The ellipsoid axis (eigenvectors) for one digit are visualized in figure 3.11. The eigenvectors represent variations around a center. This can be illustrated by adding multiples of an eigenvector to a center (figure 3.12). In the presented example, different sizes of the digit `2' are covered by the local PCA.

**Figure 3.10:** Centers of all units obtained from NGPCA.
$\includegraphics[width=12cm]{midpoints.eps}$

**Figure 3.11:** Center (left image) and eigenvectors (from left to right in the order of the descending eigenvalues) of one unit of the fitted model for the digit `2'. In the eigenvector diagrams, white and black indicate positive respective negative components.
$\includegraphics[width=15.5cm]{eigen.eps}$

**Figure 3.12:** Variation of a digit by adding multiples of the principal eigenvector $\bf w^{1}_{}$ to the center $\bf c$ . The center image $\bf c$ is marked by a frame, the eigenvector $\bf w^{1}_{}$ is shown on the right side. From the center to the left, -0.5 $\sqrt{{\lambda ^1}}$ $\bf w^{1}_{}$ is added to each picture. Thus, the picture on the very left deviates by -2 $\sqrt{{\lambda ^1}}$ $\bf w^{1}_{}$ from the center. From the center image to the right, the vector 0.5 $\sqrt{{\lambda ^1}}$ $\bf w^{1}_{}$ is added. The principal eigenvalue was $\lambda^{1}_{}$ = 5.2.
$\includegraphics[width=15.5cm]{variation.eps}$

Figure 3.13 shows a sample of mis-classified digits. Some of the mis-classified digits resemble the center they were assigned to (for example, the digit `9'). These digits seem to be extremes that lie close to representatives of another class.

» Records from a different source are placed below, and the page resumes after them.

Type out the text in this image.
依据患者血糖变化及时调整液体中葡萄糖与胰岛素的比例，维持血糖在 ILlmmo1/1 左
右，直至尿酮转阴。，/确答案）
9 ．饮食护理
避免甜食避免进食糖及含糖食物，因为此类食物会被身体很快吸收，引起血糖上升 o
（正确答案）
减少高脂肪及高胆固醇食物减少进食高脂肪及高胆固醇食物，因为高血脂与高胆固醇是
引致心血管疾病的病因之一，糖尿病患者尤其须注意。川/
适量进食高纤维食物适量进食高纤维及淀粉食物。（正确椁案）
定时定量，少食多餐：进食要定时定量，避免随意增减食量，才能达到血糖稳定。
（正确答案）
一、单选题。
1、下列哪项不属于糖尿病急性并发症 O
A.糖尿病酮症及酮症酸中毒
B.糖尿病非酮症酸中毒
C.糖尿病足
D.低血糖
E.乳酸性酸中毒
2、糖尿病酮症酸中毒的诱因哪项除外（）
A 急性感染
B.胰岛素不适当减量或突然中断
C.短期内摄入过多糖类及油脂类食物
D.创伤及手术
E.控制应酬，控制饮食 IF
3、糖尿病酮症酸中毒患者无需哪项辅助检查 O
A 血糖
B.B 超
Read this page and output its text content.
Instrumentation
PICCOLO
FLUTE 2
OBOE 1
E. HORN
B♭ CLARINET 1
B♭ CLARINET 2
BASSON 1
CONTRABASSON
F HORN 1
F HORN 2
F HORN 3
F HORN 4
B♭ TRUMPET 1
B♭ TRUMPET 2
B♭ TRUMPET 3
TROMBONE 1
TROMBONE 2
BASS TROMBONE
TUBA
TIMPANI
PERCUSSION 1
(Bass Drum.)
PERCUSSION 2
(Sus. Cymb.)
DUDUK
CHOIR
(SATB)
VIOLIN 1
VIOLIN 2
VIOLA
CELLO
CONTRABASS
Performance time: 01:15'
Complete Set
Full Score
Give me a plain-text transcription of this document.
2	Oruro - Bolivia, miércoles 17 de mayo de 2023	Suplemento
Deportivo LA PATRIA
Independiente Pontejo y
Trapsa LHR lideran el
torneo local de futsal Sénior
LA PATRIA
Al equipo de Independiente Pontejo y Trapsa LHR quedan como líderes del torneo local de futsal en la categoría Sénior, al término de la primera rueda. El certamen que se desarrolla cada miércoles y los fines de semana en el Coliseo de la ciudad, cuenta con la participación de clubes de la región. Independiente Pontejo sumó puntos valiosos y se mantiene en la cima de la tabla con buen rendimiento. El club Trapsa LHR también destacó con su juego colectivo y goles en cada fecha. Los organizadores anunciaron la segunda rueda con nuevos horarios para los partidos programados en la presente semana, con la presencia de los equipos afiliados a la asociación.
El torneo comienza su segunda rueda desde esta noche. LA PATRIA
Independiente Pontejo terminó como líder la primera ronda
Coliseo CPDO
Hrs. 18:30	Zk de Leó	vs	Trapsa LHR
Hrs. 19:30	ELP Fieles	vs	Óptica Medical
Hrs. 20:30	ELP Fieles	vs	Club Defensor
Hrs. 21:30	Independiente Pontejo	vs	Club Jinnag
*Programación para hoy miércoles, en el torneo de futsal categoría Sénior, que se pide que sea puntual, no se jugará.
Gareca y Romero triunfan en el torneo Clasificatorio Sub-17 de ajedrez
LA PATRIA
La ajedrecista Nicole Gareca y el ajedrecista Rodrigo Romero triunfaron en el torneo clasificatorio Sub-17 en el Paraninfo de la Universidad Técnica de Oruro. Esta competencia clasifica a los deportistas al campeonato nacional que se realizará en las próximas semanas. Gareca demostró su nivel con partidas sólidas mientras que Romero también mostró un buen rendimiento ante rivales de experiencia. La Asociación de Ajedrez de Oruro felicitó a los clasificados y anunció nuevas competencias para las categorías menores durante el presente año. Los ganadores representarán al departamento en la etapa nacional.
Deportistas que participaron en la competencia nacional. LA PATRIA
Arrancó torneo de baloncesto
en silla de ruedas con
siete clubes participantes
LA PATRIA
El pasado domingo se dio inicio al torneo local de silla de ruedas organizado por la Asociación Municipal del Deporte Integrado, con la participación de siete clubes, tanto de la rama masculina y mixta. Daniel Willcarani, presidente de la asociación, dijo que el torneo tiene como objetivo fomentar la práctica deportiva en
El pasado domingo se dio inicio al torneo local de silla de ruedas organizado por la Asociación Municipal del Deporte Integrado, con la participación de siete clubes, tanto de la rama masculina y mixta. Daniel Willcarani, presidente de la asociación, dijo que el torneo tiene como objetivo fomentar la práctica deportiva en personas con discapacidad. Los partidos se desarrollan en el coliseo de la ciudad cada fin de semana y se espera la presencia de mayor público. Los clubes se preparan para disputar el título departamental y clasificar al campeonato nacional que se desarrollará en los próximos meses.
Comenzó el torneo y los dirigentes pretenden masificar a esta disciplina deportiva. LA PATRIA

**Figure 3.13:** Sample of the mis-classified digits. The first mis-classified digit of each class is shown (top row, class `0' to `9' from left to right) together with the center vector of the unit to which the pattern was assigned (bottom row).
$\includegraphics[width=14.5cm]{missclass.eps}$

The training set with digits of size 8×8 was used for a comparison with MPPCA-ext, and also for a comparison with local PCA mixture models from the literature (Hinton et al., 1997; Tipping and Bishop, 1999). These models worked on a different data set (CEDAR, which is commercial), however the size of the images ( 8×8) and the number of training patterns (1000 per digit) were the same. Moreover, these models had the same complexity as our models, namely ten units with ten principal components each. Tipping and Bishop (1999) used the discussed MPPCA model, and Hinton et al. (1997) used a mixture model that minimized the reconstruction error (as mentioned in section 2.3). Other mixture models that were tested on hand-written digits have a different complexity, for example, Meinicke and Ritter (2001) used a variable number of principal components. These models were excluded because they are hard to compare. Table 3.2 shows the result of the comparison. The errors from our models were averaged over three separate training cycles (the difference between worst and best was around 0.2%). Tipping and Bishop (1999) presented the result of the best training cycle.

Table 3.2: Classification performance on digits of size 8×8 from a training set composed of 10000 digits. Results are compared to two other local PCA mixture models that have the same complexity.

training method	database	error
NGPCA	MNIST	4.78%
NGPCA-constV	MNIST	4.64%
MPPCA-ext	MNIST	4.58%
Tipping and Bishop (1999)	CEDAR	4.64%
Hinton et al. (1997)	CEDAR	4.91%